21-2 Vol. 3B

MIXING 16-BIT AND 32-BIT CODE

The B flag in the stack-segment descriptor specifies the size of stack pointer (the 32-bit ESP register or the 16-bit 
SP register) used by the processor for implicit stack references. The B flag for all data descriptors also controls 
upper address range for expand down segments.
When transferring program control to another code segment through a call gate, interrupt gate, or trap gate, the 
operand size used during the transfer is determined by the type of gate used (16-bit or 32-bit), (not by the D-flag 
or prefix of the transfer instruction). The gate type determines how return information is saved on the stack (or 
stacks).
For most efficient and trouble-free operation of the processor, 32-bit programs or tasks should have the D flag in 
the code-segment descriptor and the B flag in the stack-segment descriptor set, and 16-bit programs or tasks 
should have these flags clear. Program control transfers from 16-bit segments to 32-bit segments (and vice versa) 
are handled most efficiently through call, interrupt, or trap gates.
Instruction prefixes can be used to override the default operand size and address size of a code segment. These 
prefixes can be used in real-address mode as well as in protected mode and virtual-8086 mode. An operand-size or 
address-size prefix only changes the size for the duration of the instruction.

21.2 

MIXING 16-BIT AND 32-BIT OPERATIONS WITHIN A CODE SEGMENT

The following two instruction prefixes allow mixing of 32-bit and 16-bit operations within one segment:

•

The operand-size prefix (66H)

•

The address-size prefix (67H)

These prefixes reverse the default size selected by the D flag in the code-segment descriptor. For example, the 
processor can interpret the (MOV mem, reg) instruction in any of four ways:

•

In a 32-bit code segment:
— Moves 32 bits from a 32-bit register to memory using a 32-bit effective address.
— If preceded by an operand-size prefix, moves 16 bits from a 16-bit register to memory using a 32-bit 

effective address.

— If preceded by an address-size prefix, moves 32 bits from a 32-bit register to memory using a 16-bit 

effective address.

— If preceded by both an address-size prefix and an operand-size prefix, moves 16 bits from a 16-bit register 

to memory using a 16-bit effective address.

•

In a 16-bit code segment:
— Moves 16 bits from a 16-bit register to memory using a 16-bit effective address.
— If preceded by an operand-size prefix, moves 32 bits from a 32-bit register to memory using a 16-bit 

effective address.

— If preceded by an address-size prefix, moves 16 bits from a 16-bit register to memory using a 32-bit 

effective address.

— If preceded by both an address-size prefix and an operand-size prefix, moves 32 bits from a 32-bit register 

to memory using a 32-bit effective address.

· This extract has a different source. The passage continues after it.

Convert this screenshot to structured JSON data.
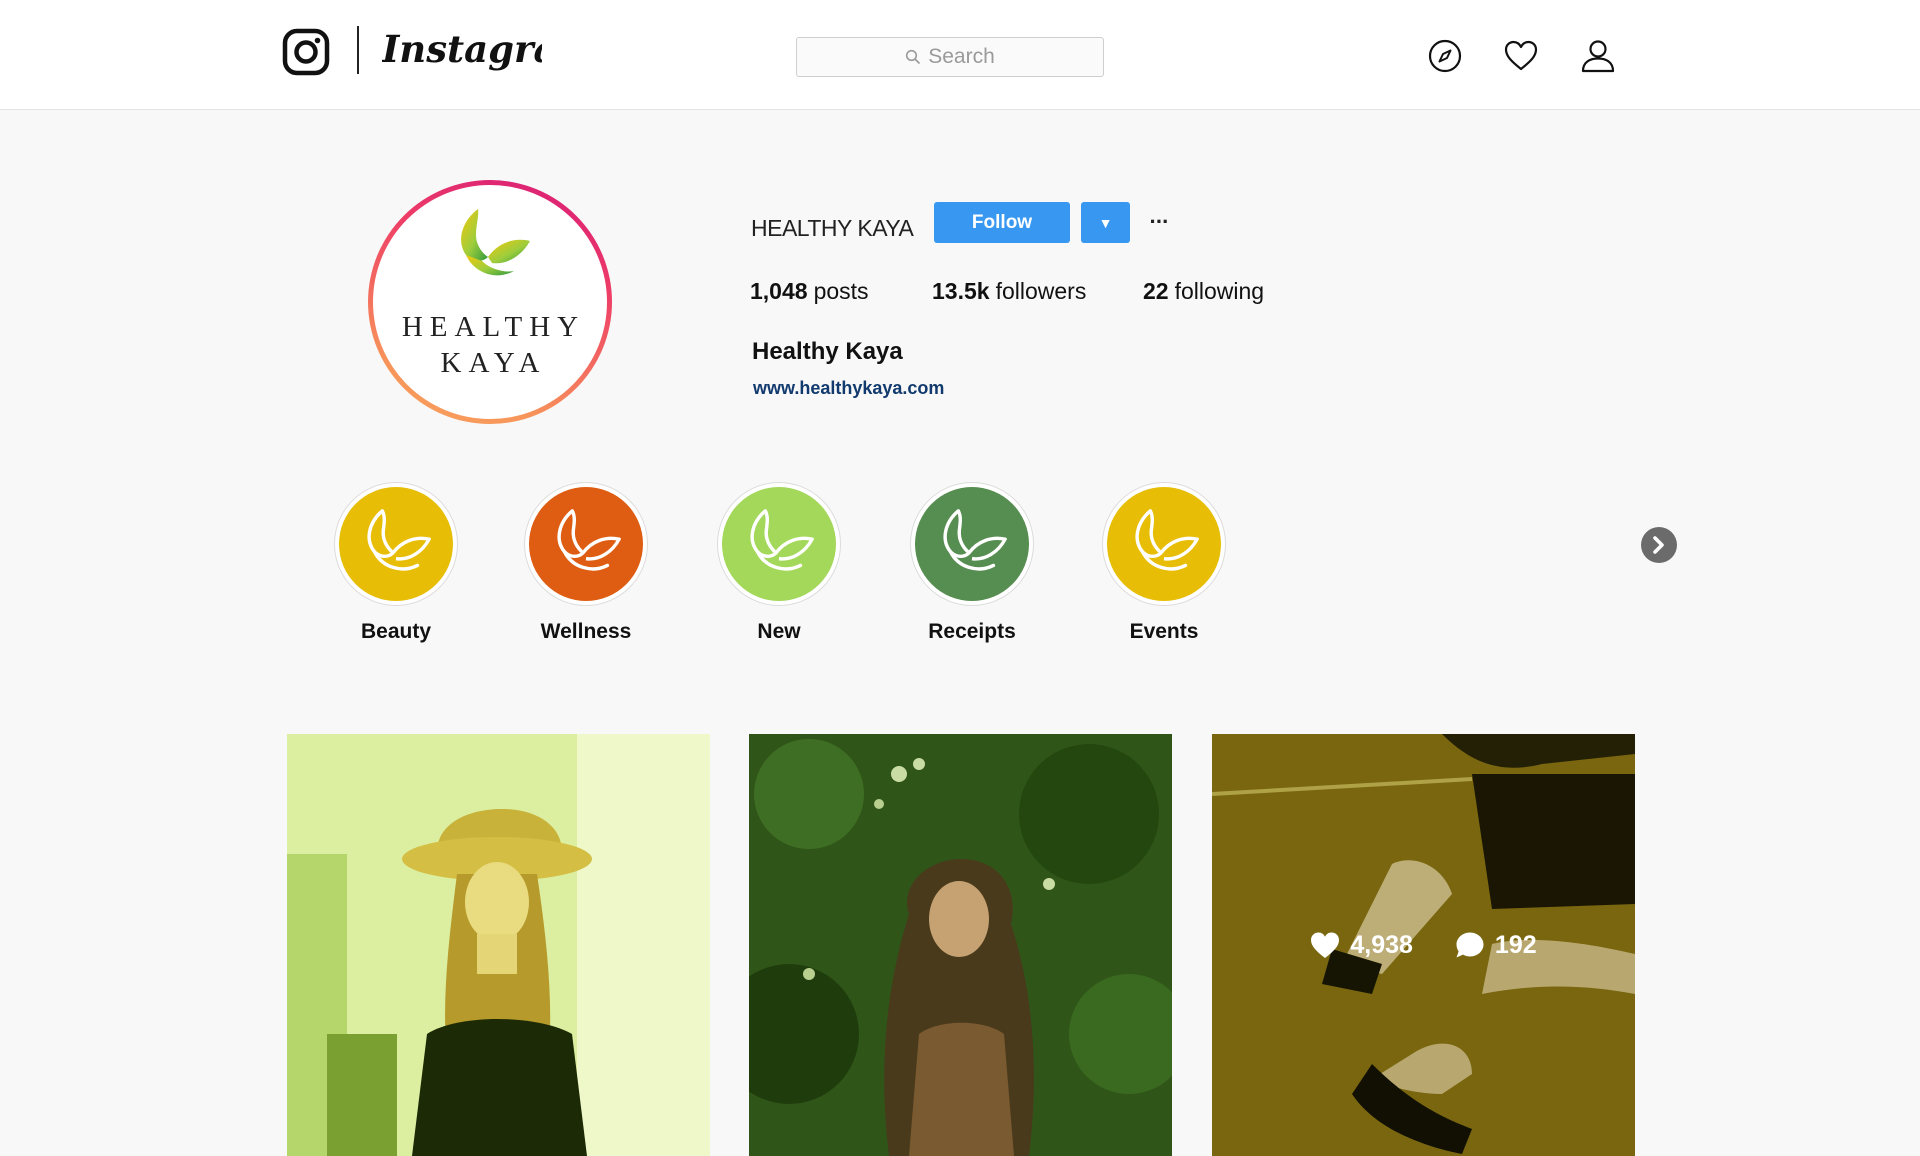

The previous examples show that any instruction can generate any combination of operand size and address size 
regardless of whether the instruction is in a 16- or 32-bit segment. The choice of the 16- or 32-bit default for a code 
segment is normally based on the following criteria:

•

Performance — Always use 32-bit code segments when possible. They run much faster than 16-bit code 
segments on P6 family processors, and somewhat faster on earlier IA-32 processors.

•

The operating system the code segment will be running on — If the operating system is a 16-bit 
operating system, it may not support 32-bit program modules.

•

Mode of operation — If the code segment is being designed to run in real-address mode, virtual-8086 mode, 
or SMM, it must be a 16-bit code segment.